I dodaje: "Opole jest dużą rzeczą. Może być kąśliwie za 10 dni, że wiesz, tutaj bezpieczeństwo energetyczne, projekt terminalowy przyjęty do Sejmu, tu Opole ok, a Jaworzno? Powtarzamy przetarg. To jest jakiś tam problem dla niego".

Graś pyta: "No ale powtarzamy tak?", a Karpiński odpowiada, "tak, powtarzamy.

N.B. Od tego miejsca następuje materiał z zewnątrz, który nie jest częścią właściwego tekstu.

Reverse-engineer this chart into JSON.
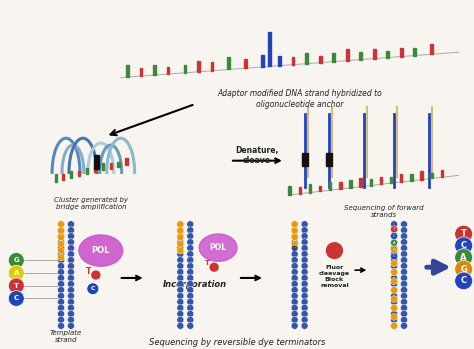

Ok". "Jak będzie, to będzie" - mówi Graś.

TVP

Nagrania

O restauracji "Sowa i Przyjaciele" stało się głośno w związku ze sprawą nagrywania od lipca 2013 do czerwca 2014 roku osób z kręgów polityki, biznesu oraz funkcjonariuszy publicznych.

Nagrano m.in. ówczesnych szefów: Ministerstwa Spraw Wewnętrznych Bartłomieja Sienkiewicza, Ministerstwa Spraw Zagranicznych Radosława Sikorskiego, resortu infrastruktury Elżbietę Bieńkowską, prezesa Narodowego Banku Polskiego Marka Belkę, szefa Centralnego Biura Antykorupcyjnego Pawła Wojtunika.

W sumie, podczas 66 nielegalnie nagranych spotkań, utrwalono rozmowy ponad stu osób. Prokuraturze udało się ustalić tożsamość 97.

Ujawnione w mediach nagrania wywołały w 2014 roku kryzys w rządzie Donalda Tuska.

We wrześniu 2015 roku do sądu trafił akt oskarżenia w sprawie trzech osób: biznesmena Marka F. dwóch kelnerów Konrada L. i Łukasza N. oraz współpracownika F. Krzysztofa R.

W grudniu 2016 roku F. został skazany nieprawomocnie na 2,5 roku więzienia bez zawieszenia, kelner Konrad L. i Krzysztof R. na 10 miesięcy w zawieszeniu i grzywny.

Sąd odstąpił od ukarania drugiego z kelnerów, który pomagał śledczym. N. zeznawał, że to Marek F. za pieniądze zlecał nagrywanie rozmów.